GOAT Attack
GOAT (Generative Offensive Agent Tester) is a multi-turn conversational jailbreak framework that applies Chain-of-Attack-Thought (CoAT) reasoning to orchestrate a structured sequence of progressively adversarial dialogue turns. The attacker autonomously plans, executes, and adapts its strategy in real time based on target model responses, enabling systematic circumvention of safety mechanisms across extended interaction contexts.
Overview
Unlike single-turn or single-prompt attacks, GOAT keeps full conversation history with the target model. At each turn, the attacker model produces structured CoAT output (observation, thought, strategy, response); only the response is sent to the target. The target sees the full dialogue, and the attacker uses refusals and prior context to adapt the next turn. Final evaluation considers the whole conversation, so a single complying turn can count as a successful jailbreak.
| Aspect | Description |
|---|---|
| Attack Type | Multi-turn, conversational |
| Target Context | Full chat history sent to target each turn |
| Complexity | Medium |
| Key Innovation | CoAT (observation / thought / strategy / response) per turn |
Attack Methodology
1. CoAT Output Schema
Each attacker turn produces four fields:
| Field | Description |
|---|---|
| Observation (O) | What the attacker infers from the target’s last response (e.g., refusal, partial compliance). |
| Thought (T) | Reflection on how the conversation is progressing toward the goal. |
| Strategy (S) | Which technique or reasoning will be used for the next reply. |
| Response (R) | The actual message sent to the target model (only this is shown to the target). |
2. Attack Technique Definitions
The attacker is given a set of named techniques (e.g., refusal suppression, dual response, response priming, persona modification, hypothetical framing, topic splitting, opposite intent). It selects and combines these across turns to reach the harmful goal.
3. Turn Flow
- Initialization: Attacker receives the jailbreak goal and attack strategy definitions.

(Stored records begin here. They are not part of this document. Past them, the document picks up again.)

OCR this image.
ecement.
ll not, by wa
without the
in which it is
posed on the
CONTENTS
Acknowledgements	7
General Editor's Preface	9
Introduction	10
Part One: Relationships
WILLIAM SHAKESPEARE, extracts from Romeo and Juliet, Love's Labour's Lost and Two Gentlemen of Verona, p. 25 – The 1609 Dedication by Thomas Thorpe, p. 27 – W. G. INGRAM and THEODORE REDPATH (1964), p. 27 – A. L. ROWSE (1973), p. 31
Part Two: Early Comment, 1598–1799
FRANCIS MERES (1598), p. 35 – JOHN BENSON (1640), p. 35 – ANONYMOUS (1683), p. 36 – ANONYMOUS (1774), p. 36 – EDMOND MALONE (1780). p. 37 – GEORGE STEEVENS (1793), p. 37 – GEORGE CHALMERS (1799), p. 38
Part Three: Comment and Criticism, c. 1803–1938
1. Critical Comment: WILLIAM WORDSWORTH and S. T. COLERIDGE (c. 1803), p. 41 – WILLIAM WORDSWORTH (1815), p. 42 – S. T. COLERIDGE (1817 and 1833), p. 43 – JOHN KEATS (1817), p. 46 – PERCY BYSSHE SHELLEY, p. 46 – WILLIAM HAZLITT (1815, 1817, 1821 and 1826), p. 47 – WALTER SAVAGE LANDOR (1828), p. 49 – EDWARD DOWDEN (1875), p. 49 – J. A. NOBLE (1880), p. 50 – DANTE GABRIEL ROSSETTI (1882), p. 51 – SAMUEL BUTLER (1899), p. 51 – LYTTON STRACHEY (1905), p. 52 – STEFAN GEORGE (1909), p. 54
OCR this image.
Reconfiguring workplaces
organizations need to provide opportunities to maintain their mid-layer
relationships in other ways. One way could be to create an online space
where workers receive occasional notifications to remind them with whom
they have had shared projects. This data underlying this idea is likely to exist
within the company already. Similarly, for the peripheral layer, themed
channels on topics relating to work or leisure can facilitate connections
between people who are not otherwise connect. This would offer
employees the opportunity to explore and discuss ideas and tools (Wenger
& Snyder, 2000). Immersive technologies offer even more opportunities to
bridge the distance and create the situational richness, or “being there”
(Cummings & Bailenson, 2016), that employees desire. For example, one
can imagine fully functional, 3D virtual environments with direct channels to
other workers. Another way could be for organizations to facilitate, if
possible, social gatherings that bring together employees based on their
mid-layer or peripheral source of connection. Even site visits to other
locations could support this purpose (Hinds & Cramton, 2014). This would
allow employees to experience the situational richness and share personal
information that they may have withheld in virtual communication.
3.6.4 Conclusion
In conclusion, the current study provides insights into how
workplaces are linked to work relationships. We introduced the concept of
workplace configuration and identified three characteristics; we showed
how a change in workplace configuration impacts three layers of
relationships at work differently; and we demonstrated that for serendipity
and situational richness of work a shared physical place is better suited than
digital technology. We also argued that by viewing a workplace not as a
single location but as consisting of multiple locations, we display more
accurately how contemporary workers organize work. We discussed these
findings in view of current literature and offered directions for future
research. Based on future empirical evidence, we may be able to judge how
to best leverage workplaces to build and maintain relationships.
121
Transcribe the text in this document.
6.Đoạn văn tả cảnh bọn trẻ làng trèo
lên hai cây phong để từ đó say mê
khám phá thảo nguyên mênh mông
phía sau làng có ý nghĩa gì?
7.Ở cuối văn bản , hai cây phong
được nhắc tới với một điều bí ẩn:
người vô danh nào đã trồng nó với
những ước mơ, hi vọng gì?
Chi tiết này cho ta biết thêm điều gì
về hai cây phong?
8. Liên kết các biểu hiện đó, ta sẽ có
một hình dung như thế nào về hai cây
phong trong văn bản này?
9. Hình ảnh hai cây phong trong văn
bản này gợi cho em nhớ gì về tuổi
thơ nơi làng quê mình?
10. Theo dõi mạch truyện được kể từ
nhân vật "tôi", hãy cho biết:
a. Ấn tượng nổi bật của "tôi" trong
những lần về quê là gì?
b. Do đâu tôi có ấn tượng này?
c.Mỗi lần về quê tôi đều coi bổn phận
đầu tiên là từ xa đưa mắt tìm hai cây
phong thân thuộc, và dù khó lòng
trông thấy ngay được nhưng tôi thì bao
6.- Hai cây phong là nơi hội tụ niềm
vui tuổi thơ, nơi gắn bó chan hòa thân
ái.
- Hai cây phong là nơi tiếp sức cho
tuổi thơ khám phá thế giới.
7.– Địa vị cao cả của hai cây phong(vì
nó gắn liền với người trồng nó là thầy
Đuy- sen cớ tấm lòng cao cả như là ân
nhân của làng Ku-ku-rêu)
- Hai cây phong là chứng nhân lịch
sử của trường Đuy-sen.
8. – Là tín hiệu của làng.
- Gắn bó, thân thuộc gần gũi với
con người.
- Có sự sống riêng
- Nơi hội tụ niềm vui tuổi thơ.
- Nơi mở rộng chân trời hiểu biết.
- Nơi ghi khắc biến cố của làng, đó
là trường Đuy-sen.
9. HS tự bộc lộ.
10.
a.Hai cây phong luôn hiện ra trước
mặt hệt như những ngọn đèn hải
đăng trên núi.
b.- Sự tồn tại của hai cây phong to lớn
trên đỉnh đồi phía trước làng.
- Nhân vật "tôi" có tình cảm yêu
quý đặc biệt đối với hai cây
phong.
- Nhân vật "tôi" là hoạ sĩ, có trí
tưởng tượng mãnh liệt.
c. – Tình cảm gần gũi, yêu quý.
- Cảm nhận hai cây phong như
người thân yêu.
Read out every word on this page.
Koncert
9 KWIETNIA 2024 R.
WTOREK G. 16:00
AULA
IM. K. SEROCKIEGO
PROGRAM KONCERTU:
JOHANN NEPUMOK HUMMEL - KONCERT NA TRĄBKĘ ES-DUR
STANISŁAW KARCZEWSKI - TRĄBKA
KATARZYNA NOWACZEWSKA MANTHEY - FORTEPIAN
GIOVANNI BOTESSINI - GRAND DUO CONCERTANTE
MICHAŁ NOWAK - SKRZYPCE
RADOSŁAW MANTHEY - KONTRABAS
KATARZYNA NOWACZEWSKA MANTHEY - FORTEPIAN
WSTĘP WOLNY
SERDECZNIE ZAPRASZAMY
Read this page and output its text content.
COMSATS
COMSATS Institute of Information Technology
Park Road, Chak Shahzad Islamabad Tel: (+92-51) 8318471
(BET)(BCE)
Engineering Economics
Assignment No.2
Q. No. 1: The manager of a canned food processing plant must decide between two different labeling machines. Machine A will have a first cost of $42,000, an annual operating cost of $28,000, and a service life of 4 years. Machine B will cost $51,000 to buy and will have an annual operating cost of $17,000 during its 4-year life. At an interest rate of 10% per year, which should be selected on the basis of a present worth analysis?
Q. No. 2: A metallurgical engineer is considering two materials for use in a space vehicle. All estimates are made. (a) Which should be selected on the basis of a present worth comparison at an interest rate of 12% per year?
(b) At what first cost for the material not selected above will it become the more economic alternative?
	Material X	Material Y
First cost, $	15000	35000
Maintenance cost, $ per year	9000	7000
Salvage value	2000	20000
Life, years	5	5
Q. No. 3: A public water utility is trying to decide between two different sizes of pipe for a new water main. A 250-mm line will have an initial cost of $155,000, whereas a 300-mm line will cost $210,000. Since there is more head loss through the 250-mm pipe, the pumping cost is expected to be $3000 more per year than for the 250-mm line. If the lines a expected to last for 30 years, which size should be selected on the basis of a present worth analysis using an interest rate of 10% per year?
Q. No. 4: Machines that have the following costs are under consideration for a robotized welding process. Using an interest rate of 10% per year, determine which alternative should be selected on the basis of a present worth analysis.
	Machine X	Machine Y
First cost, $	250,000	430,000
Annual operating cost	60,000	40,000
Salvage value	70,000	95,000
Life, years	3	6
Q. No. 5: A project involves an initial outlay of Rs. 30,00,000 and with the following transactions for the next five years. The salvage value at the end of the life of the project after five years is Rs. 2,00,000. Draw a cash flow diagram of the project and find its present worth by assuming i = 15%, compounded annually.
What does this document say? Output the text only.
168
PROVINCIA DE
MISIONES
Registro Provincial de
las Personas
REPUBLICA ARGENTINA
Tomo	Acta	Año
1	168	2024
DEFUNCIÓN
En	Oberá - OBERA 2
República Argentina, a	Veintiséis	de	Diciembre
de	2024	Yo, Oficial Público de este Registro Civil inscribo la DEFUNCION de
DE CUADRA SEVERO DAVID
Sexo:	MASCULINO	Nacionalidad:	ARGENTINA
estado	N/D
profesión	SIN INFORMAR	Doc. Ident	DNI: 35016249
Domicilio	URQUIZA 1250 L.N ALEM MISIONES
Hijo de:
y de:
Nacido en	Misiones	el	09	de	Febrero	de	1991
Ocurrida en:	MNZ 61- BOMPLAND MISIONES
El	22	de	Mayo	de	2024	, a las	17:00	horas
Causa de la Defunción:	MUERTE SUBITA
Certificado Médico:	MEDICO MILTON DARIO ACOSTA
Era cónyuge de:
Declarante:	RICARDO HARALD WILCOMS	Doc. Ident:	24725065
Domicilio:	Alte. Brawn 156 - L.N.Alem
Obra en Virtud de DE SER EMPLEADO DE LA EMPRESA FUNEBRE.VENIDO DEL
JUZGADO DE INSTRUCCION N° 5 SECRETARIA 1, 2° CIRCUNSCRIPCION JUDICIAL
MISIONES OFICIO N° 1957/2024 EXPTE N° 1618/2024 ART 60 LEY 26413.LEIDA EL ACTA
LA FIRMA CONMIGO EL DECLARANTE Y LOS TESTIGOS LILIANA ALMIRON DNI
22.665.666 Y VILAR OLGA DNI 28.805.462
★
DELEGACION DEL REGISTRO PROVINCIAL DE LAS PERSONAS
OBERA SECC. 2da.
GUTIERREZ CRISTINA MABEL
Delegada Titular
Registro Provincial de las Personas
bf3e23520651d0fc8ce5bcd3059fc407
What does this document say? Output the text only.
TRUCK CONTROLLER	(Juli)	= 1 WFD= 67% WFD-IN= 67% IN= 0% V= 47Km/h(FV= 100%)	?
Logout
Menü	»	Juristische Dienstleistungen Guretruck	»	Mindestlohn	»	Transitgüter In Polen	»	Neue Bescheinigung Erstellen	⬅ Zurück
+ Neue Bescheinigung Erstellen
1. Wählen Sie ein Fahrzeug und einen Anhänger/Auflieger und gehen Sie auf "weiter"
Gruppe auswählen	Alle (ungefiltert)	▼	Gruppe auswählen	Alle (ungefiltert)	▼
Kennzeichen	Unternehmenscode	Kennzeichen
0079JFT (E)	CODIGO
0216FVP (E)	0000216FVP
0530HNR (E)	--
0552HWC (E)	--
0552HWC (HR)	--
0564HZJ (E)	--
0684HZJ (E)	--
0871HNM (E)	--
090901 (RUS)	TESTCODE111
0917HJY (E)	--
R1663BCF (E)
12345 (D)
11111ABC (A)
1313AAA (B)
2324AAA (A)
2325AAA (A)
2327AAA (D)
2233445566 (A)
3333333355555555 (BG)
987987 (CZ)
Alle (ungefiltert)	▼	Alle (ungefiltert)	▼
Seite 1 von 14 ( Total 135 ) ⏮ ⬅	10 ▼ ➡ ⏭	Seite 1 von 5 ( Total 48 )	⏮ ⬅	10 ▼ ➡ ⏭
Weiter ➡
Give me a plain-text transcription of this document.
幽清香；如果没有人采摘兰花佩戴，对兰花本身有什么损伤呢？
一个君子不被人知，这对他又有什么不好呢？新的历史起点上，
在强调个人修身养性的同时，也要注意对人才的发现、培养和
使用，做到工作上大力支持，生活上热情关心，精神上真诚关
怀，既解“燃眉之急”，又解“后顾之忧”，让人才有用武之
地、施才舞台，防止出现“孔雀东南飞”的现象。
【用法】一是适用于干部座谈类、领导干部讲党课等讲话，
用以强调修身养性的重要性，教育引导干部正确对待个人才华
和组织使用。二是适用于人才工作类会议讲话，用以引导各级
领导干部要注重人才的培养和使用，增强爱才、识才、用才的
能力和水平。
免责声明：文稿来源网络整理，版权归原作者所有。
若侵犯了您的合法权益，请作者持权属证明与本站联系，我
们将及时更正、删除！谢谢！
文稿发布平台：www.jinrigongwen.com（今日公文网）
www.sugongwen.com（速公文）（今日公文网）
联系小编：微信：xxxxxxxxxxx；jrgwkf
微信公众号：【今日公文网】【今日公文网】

- Per turn: Attacker produces CoAT output; only response is appended to the target conversation.
- Target call: Target model is queried with full conversation history.
- Refusals: If the target refuses, that response stays in history; the attacker adapts in the next turn (no backtracking).
- Termination: After a fixed number of turns, or optional early stop when a turn is deemed unsafe.
Defense Strategies
Detection and Monitoring
- Conversation-level monitoring: Track topic drift and escalation across turns.
- Refusal consistency: Ensure the model does not later comply after refusing (no “one bad turn” escape).
- Structured output detection: Identify patterns that look like CoAT or other attack templates.